The restraining order was filed against Daniel and Linda Holmer in the Buckhorn subdivision, a portion of the Whitepath Golf Course. According to the complaint on behalf of the BOC, Art Wlochowski, Director of Code and Regulatory Enforcement, went to the property in August and September of 2021 to discuss a deck with the residents. The Holmers have allegedly built a deck illegally, being that it is on the lake of the property. According to reports, the unnamed lake is not to be built on without approved requests.

However, the complaint, according to the county, is not because of the deck itself, but rather, due to repeated interactions with the residents culminating in alleged “threats to employees.”

According to the complaint, Holmer left a voicemail on Wlochowski’s phone saying, “Yes, if this is Art… uh… what’s his name from the Gilmer County Code and Regulation Commission… Compliance, just want to let you know if you come to my property you better bring the (Expletive) with you.”

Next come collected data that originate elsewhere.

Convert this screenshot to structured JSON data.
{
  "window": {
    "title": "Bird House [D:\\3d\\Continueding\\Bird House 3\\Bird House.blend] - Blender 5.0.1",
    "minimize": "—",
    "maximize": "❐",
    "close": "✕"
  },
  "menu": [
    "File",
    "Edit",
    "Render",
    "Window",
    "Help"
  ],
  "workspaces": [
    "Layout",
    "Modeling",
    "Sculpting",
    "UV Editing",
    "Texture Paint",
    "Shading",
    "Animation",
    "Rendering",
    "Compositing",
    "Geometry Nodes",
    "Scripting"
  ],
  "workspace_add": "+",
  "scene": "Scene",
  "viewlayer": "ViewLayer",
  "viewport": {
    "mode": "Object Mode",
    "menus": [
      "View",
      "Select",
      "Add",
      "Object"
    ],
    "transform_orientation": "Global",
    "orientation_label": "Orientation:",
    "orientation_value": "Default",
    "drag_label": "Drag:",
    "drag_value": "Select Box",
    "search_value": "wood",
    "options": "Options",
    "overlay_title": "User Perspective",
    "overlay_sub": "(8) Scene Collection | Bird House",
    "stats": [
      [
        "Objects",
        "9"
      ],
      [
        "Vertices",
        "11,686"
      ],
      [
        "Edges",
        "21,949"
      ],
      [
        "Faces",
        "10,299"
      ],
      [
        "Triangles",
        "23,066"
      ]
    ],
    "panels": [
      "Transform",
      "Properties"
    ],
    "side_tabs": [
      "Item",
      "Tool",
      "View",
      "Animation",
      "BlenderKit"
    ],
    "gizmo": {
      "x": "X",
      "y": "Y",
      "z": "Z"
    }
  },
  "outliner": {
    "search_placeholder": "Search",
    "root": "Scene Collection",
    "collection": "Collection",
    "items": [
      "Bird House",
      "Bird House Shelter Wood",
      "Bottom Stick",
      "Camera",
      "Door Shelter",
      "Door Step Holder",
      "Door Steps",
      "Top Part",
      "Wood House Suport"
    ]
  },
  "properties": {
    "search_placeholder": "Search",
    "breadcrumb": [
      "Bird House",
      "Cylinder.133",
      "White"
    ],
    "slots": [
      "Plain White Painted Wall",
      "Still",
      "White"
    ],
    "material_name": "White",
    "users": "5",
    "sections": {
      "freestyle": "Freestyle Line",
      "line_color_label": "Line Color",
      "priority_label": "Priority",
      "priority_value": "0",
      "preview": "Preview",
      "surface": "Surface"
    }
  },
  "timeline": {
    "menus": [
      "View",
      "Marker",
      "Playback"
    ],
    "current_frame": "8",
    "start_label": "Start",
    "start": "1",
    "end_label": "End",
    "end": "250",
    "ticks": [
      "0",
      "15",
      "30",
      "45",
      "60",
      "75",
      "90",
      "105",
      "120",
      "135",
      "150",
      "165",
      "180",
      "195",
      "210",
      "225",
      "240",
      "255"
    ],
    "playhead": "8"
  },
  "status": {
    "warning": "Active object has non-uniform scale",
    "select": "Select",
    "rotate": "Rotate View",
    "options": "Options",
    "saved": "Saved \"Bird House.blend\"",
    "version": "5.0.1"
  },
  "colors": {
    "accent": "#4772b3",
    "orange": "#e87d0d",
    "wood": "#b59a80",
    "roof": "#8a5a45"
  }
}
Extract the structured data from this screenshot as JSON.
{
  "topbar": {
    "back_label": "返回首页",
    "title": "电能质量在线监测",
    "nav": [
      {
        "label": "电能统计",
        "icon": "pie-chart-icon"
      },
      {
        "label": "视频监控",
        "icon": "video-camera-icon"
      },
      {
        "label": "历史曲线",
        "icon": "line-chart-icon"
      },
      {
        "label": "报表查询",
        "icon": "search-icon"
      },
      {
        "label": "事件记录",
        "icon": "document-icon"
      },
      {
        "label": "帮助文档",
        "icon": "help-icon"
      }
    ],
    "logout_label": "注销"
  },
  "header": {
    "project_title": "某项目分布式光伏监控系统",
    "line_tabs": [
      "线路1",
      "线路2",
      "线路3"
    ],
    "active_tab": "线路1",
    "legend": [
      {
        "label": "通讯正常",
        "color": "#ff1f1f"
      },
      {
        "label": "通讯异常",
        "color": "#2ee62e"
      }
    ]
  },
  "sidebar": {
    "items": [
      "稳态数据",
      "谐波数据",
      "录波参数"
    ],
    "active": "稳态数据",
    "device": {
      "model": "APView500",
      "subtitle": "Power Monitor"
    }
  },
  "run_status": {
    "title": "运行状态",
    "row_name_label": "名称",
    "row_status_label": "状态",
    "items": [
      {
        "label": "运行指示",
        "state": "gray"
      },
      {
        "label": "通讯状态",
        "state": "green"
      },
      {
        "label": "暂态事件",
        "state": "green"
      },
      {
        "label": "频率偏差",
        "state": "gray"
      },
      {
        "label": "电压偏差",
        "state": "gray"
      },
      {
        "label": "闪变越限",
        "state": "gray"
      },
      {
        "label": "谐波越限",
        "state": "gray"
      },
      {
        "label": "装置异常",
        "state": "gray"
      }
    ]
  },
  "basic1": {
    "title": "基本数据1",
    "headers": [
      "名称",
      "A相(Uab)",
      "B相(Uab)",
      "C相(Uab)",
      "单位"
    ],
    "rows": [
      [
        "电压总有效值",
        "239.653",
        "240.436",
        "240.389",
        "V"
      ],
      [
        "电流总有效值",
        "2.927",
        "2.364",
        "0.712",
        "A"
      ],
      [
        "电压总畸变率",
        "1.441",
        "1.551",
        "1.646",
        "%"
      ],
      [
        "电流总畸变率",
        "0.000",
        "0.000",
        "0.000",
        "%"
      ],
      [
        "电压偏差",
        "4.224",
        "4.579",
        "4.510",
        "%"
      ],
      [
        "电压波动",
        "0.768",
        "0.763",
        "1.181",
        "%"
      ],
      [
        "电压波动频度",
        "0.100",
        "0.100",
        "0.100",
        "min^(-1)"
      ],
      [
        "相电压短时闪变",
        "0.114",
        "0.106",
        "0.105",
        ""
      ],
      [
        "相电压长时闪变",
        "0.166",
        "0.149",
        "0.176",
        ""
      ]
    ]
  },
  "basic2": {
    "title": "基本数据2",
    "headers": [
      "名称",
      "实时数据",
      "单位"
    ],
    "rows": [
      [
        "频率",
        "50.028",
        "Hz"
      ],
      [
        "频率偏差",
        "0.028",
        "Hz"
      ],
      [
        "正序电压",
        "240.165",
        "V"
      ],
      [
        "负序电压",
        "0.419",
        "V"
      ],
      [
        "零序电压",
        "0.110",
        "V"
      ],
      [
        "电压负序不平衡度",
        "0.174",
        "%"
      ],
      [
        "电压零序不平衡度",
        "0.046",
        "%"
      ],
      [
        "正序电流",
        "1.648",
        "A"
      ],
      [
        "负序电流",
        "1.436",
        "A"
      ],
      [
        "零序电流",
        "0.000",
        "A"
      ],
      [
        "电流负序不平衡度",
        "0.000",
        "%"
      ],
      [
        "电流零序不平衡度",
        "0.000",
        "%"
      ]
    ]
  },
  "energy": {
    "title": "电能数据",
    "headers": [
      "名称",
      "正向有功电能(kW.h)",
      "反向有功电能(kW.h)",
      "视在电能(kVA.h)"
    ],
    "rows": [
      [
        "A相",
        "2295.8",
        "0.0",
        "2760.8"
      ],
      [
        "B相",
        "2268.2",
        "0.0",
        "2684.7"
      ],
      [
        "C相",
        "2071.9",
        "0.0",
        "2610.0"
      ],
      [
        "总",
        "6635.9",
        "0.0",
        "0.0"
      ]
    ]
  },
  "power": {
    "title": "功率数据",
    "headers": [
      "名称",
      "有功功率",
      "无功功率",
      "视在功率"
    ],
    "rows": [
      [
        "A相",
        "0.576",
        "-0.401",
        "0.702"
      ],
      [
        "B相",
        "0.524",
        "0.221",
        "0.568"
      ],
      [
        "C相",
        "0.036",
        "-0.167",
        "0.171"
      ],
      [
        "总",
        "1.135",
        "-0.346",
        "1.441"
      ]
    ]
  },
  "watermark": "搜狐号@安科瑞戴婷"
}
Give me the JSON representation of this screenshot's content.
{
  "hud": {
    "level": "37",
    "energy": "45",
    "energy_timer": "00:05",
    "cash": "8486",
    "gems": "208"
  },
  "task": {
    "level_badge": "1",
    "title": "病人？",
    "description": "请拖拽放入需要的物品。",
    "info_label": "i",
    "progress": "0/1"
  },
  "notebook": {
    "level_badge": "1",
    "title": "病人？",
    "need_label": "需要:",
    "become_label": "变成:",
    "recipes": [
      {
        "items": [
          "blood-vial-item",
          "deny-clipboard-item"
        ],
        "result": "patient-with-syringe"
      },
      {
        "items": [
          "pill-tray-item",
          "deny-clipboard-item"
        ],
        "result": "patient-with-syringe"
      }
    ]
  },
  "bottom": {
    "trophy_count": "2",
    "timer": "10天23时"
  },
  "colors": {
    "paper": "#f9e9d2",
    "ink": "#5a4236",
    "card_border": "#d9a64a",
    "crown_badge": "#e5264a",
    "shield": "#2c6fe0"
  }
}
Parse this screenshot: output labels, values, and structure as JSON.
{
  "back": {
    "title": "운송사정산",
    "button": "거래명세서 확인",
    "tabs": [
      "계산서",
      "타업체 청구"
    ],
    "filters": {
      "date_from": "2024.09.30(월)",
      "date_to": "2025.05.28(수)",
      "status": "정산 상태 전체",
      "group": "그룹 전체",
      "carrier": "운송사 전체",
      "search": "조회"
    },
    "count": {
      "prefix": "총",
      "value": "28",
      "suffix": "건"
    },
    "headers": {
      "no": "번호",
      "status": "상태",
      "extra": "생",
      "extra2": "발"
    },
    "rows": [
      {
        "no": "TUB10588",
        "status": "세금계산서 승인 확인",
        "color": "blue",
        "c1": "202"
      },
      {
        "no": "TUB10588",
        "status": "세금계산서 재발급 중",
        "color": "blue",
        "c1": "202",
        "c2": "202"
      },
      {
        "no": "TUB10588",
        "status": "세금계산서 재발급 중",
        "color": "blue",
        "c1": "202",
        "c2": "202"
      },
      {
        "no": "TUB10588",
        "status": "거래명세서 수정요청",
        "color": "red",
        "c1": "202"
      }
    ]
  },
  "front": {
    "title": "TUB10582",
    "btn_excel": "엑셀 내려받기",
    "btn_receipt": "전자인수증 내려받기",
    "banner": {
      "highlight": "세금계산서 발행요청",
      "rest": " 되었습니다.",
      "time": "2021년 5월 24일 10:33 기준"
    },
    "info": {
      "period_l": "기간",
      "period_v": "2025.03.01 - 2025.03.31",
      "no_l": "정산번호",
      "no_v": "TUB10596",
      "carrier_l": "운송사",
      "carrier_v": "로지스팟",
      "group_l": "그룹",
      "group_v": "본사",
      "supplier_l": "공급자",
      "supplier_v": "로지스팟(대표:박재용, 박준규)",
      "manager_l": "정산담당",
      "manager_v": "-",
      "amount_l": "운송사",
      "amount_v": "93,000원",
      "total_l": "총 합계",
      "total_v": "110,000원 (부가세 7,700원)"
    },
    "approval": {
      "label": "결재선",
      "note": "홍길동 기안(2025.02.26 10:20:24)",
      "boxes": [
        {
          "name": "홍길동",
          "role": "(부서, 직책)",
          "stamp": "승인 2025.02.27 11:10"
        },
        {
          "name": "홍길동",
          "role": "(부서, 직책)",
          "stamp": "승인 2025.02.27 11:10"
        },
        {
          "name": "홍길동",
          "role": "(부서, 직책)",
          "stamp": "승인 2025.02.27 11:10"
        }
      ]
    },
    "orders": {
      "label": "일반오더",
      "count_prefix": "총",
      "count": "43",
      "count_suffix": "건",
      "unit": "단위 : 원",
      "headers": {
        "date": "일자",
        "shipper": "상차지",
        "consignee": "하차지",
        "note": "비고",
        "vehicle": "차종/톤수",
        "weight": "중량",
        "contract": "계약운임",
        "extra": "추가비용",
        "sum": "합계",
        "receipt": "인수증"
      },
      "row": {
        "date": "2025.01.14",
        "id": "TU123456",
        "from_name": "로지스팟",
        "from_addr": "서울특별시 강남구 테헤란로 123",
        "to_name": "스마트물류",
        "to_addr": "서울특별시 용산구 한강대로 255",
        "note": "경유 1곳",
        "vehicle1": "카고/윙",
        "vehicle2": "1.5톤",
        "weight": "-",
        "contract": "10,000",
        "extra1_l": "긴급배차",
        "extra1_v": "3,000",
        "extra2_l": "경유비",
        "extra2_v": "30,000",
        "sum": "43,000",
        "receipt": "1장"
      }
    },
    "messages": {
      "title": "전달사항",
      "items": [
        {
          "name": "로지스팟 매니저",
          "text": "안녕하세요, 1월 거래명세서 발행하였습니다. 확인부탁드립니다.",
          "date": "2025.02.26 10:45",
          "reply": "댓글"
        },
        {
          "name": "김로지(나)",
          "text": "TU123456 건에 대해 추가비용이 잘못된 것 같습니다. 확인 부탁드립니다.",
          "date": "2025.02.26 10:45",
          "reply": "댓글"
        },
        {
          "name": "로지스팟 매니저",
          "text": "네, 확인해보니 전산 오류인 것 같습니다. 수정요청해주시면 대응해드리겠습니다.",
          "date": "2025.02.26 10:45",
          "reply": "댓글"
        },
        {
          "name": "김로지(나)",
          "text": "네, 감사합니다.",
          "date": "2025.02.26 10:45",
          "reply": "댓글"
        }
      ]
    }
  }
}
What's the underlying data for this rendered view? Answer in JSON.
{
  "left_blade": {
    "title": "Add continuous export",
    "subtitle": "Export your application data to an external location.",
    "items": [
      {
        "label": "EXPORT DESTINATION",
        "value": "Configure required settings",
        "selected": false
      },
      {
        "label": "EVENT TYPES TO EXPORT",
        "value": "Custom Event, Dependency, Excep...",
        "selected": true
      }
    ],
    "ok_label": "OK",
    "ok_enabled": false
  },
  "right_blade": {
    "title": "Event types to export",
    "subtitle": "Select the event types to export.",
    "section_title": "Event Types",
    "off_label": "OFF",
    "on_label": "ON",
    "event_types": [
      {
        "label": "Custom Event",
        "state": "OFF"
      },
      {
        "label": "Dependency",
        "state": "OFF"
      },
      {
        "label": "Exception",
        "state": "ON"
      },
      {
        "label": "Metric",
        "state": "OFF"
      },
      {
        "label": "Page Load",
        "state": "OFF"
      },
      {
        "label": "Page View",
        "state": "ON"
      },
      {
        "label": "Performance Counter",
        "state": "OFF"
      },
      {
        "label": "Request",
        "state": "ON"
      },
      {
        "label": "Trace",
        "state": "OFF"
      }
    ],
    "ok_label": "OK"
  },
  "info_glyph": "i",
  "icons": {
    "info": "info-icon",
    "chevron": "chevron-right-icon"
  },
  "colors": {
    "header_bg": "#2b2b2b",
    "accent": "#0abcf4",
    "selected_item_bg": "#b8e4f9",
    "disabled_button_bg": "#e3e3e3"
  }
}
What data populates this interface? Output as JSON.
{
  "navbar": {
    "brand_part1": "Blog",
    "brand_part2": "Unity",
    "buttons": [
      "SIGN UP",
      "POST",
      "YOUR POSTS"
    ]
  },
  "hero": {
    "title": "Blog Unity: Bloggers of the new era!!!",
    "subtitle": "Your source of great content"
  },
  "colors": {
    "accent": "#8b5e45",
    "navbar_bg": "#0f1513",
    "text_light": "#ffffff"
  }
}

Additionally, noted in the complaint, on October 15, 2021, officers of the Gilmer Sheriff’s Office went to the location to inform the residents of the surveying crew operations. It is stated that Holmer told Captain Brian Crump that he would defend his property against Captain Brian Crump or any other County employee or agent.

Exercising rights to inspect their own property, the county was encouraged to get a court order before continuing operations. Now, this filed complaint, filed by County Attorney David Clark, states, “…unless Defendants are immediately restrained from interfering from Mr. Wlochowski’s inspection of the County Parcel and Mr. Vick and his crew from surveying the County Parcel, Plaintiff will suffer immediate and irreparable injury in that it remains deprived of conducting all lawful and legal activities on its County Parcel.”

With the complaint mainly focusing on access to the county’s property and performing operations at that location, the problem seems to arise that the county cannot reach the location it needs to be at without passing over a portion of the Holmers’ land. According to the filed paperwork, the Holmers have 30 days from the date of filing, March 11, 2022, to respond.